The geophysical survey identified remains of buildings beneath local farms and others near the Al Muraykhi House which form part of the old market. Evidence of large buildings in the area of the cemetery to the northwest of the historic settlement of Dalma may relate to pottery from the Middle Islamic era (1000-1250 AD) and the Late Islamic I era (1500-1800 AD) which was noted here during previous surveys.
At the Ubaid site on the island, which radiocarbon dates have shown was occupied from 5500-4500 BC and which originally lay at the southern end of the island before its modern extension, the geophysical surveys revealed the presence of pits and postholes representing an extension of the important Neolithic site discovered there previously. During the survey a flint arrowhead was also found, probably the best example yet recovered from the Ubaid site
Mohammed Amer Al Neyadi, Director of the Historic Environment Department of ADACH, added that the information gathered during the survey was intended to provide a wider historical and archaeological picture of Dalma island. Interviews conducted with residents of the island like Mr Jumaa al Qubaisi added to this picture by providing more details of the old town and its buildings before their demolition in the 1960s.

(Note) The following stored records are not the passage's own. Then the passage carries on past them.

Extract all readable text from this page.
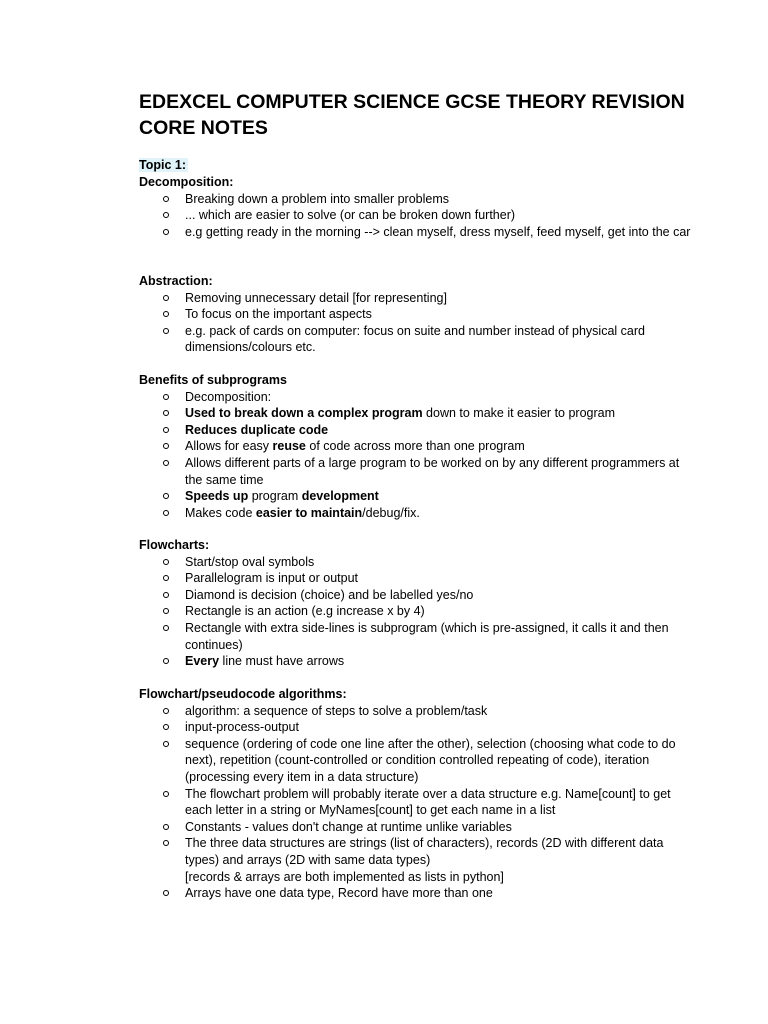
EDEXCEL COMPUTER SCIENCE GCSE THEORY REVISION
CORE NOTES
Topic 1:
Decomposition:
Breaking down a problem into smaller problems
... which are easier to solve (or can be broken down further)
e.g getting ready in the morning --> clean myself, dress myself, feed myself, get into the car
Abstraction:
Removing unnecessary detail [for representing]
To focus on the important aspects
e.g. pack of cards on computer: focus on suite and number instead of physical card dimensions/colours etc.
Benefits of subprograms
Decomposition:
Used to break down a complex program down to make it easier to program
Reduces duplicate code
Allows for easy reuse of code across more than one program
Allows different parts of a large program to be worked on by any different programmers at the same time
Speeds up program development
Makes code easier to maintain/debug/fix.
Flowcharts:
Start/stop oval symbols
Parallelogram is input or output
Diamond is decision (choice) and be labelled yes/no
Rectangle is an action (e.g increase x by 4)
Rectangle with extra side-lines is subprogram (which is pre-assigned, it calls it and then continues)
Every line must have arrows
Flowchart/pseudocode algorithms:
algorithm: a sequence of steps to solve a problem/task
input-process-output
sequence (ordering of code one line after the other), selection (choosing what code to do next), repetition (count-controlled or condition controlled repeating of code), iteration (processing every item in a data structure)
The flowchart problem will probably iterate over a data structure e.g. Name[count] to get each letter in a string or MyNames[count] to get each name in a list
Constants - values don't change at runtime unlike variables
The three data structures are strings (list of characters), records (2D with different data types) and arrays (2D with same data types)
[records & arrays are both implemented as lists in python]
Arrays have one data type, Record have more than one
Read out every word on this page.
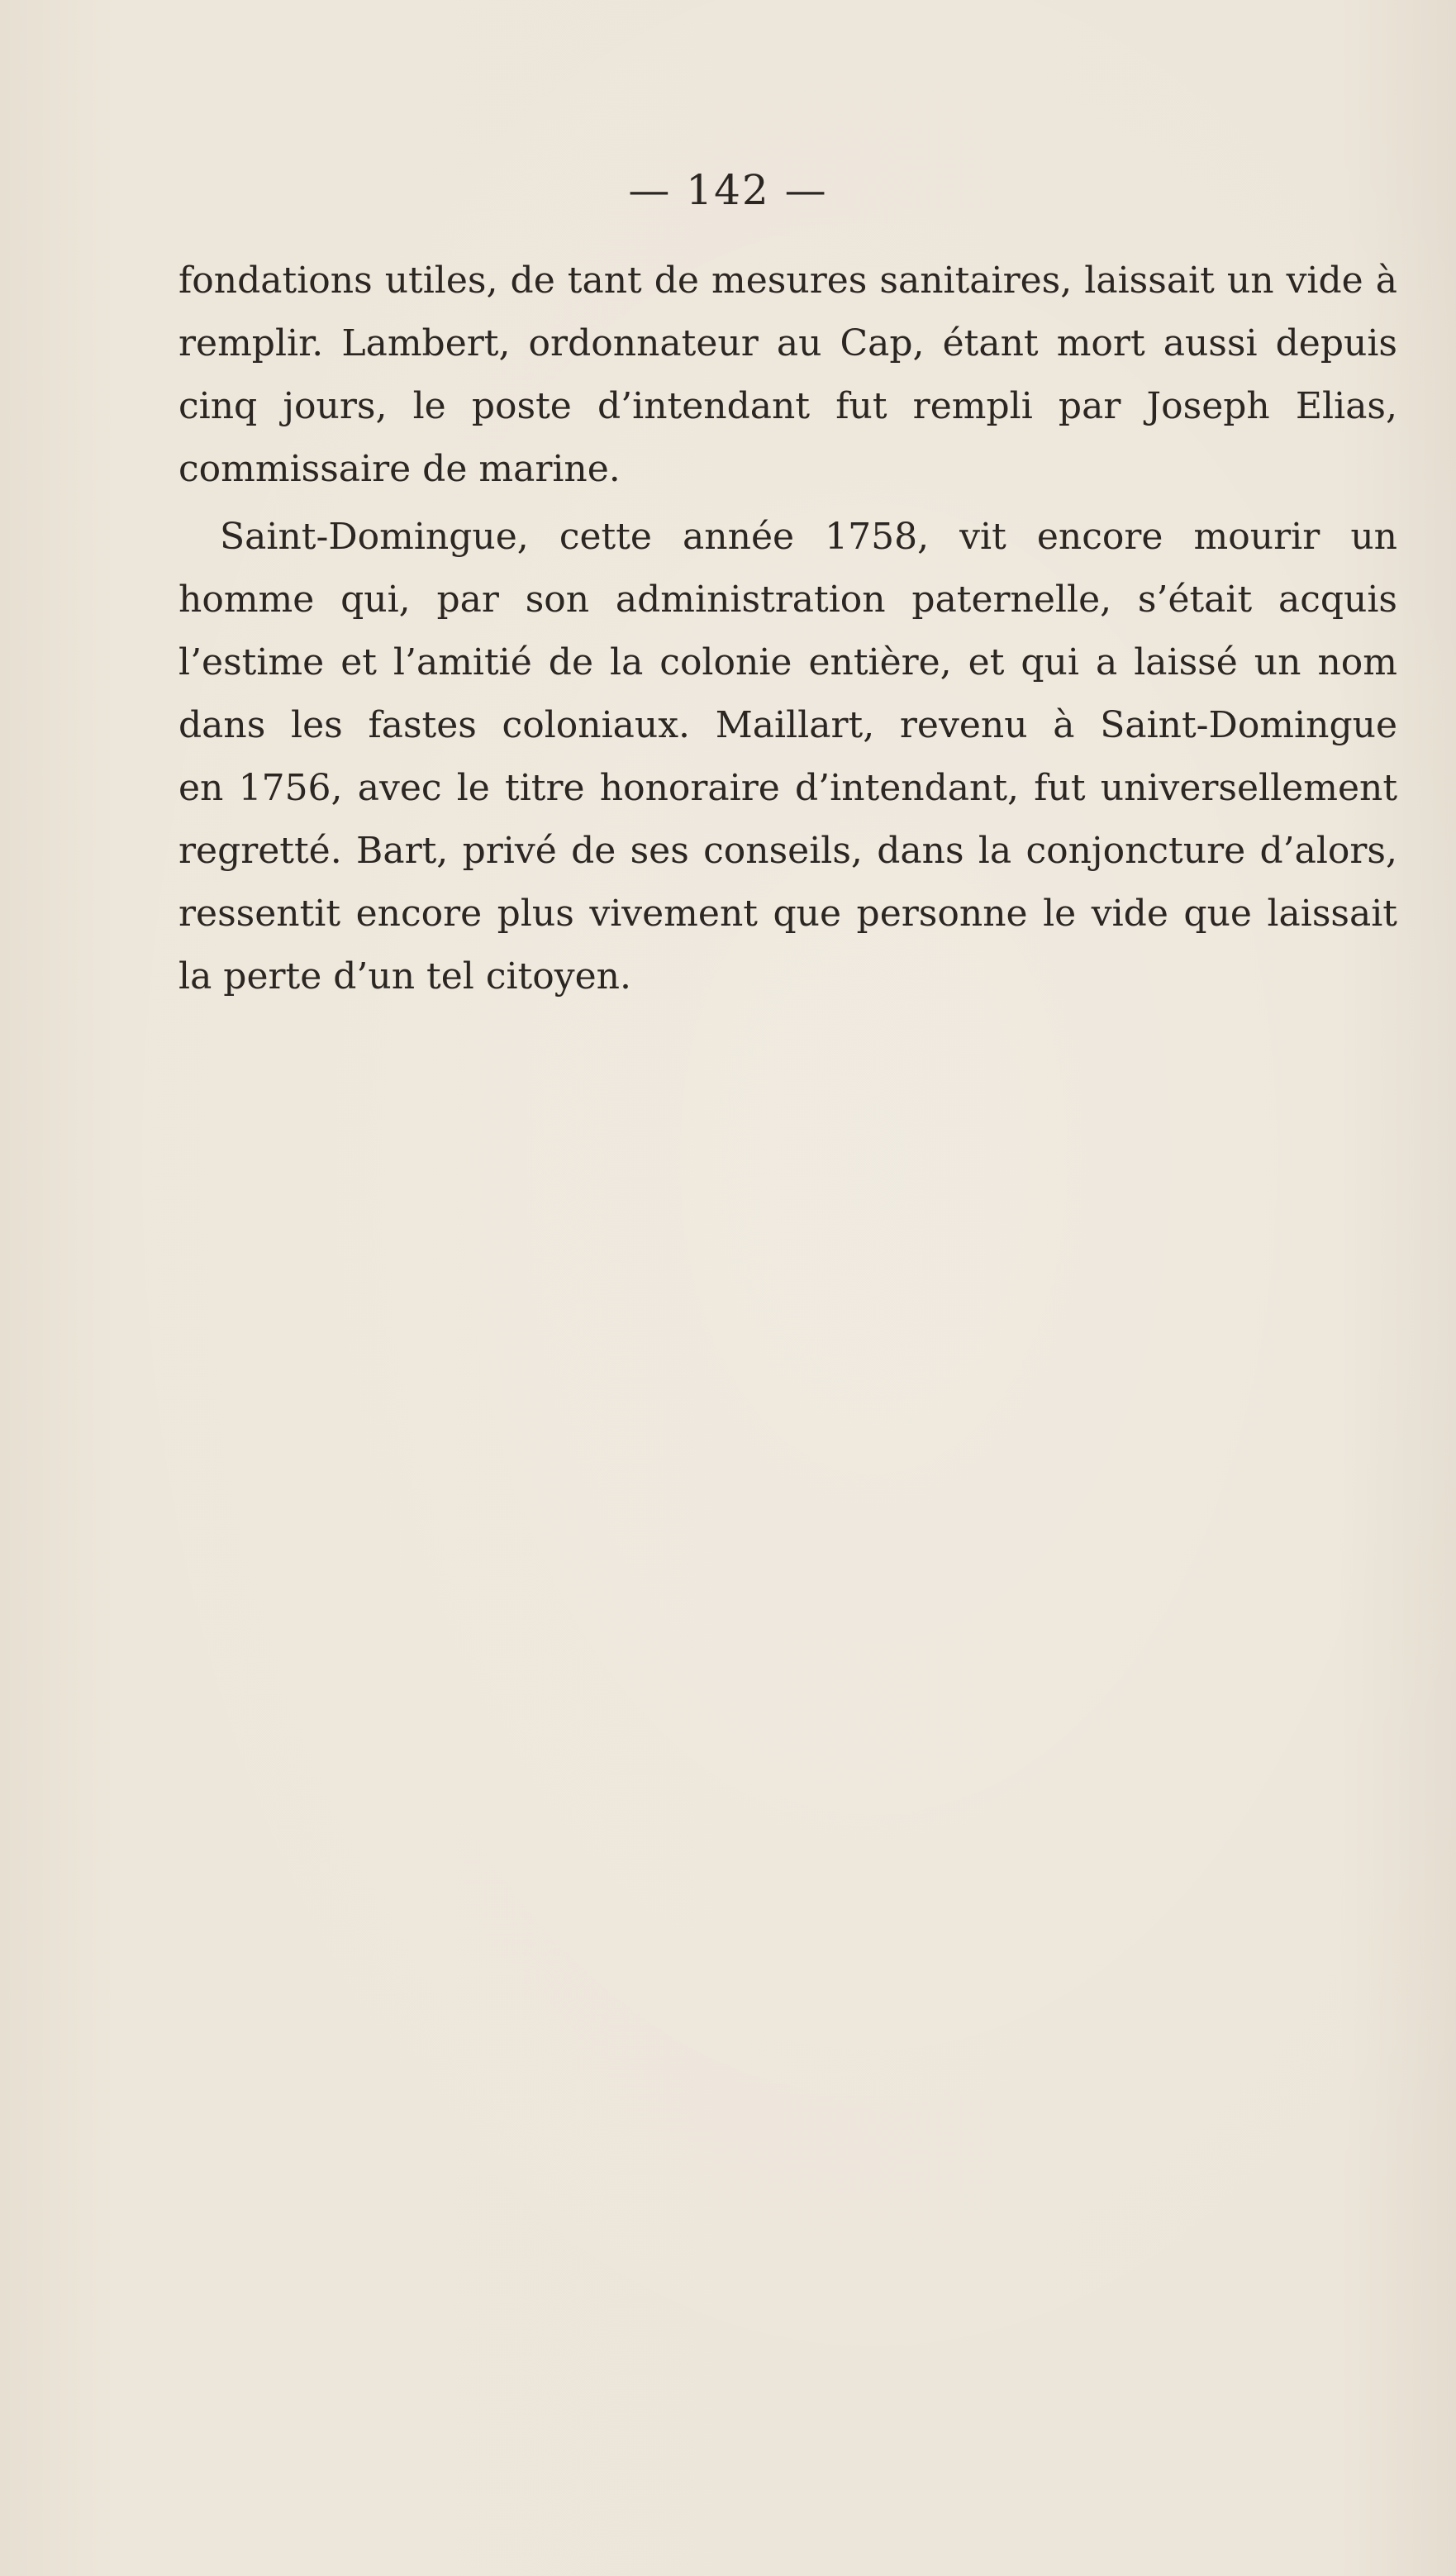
— 142 —

fondations utiles, de tant de mesures sanitaires, laissait un vide à
remplir. Lambert, ordonnateur au Cap, étant mort aussi depuis
cinq jours, le poste d’intendant fut rempli par Joseph Elias,
commissaire de marine.

Saint-Domingue, cette année 1758, vit encore mourir un
homme qui, par son administration paternelle, s’était acquis
l’estime et l’amitié de la colonie entière, et qui a laissé un nom
dans les fastes coloniaux. Maillart, revenu à Saint-Domingue
en 1756, avec le titre honoraire d’intendant, fut universellement
regretté. Bart, privé de ses conseils, dans la conjoncture d’alors,
ressentit encore plus vivement que personne le vide que laissait
la perte d’un tel citoyen.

The coastal surveys also documented historic fish traps, known locally as al-hadra or al-miskar, along the west coast of the island. These traps were probably contemporary with the historic buildings of the town and were intended to harvest fish trapped by the receding tide. In recent years they have been gradually buried by movements of sand caused by changes to the coastline of the island. The recent survey has enabled the location of these significant indicators of the past cultural and economic activities of the island to be recorded, an important step towards their future safeguarding and protection.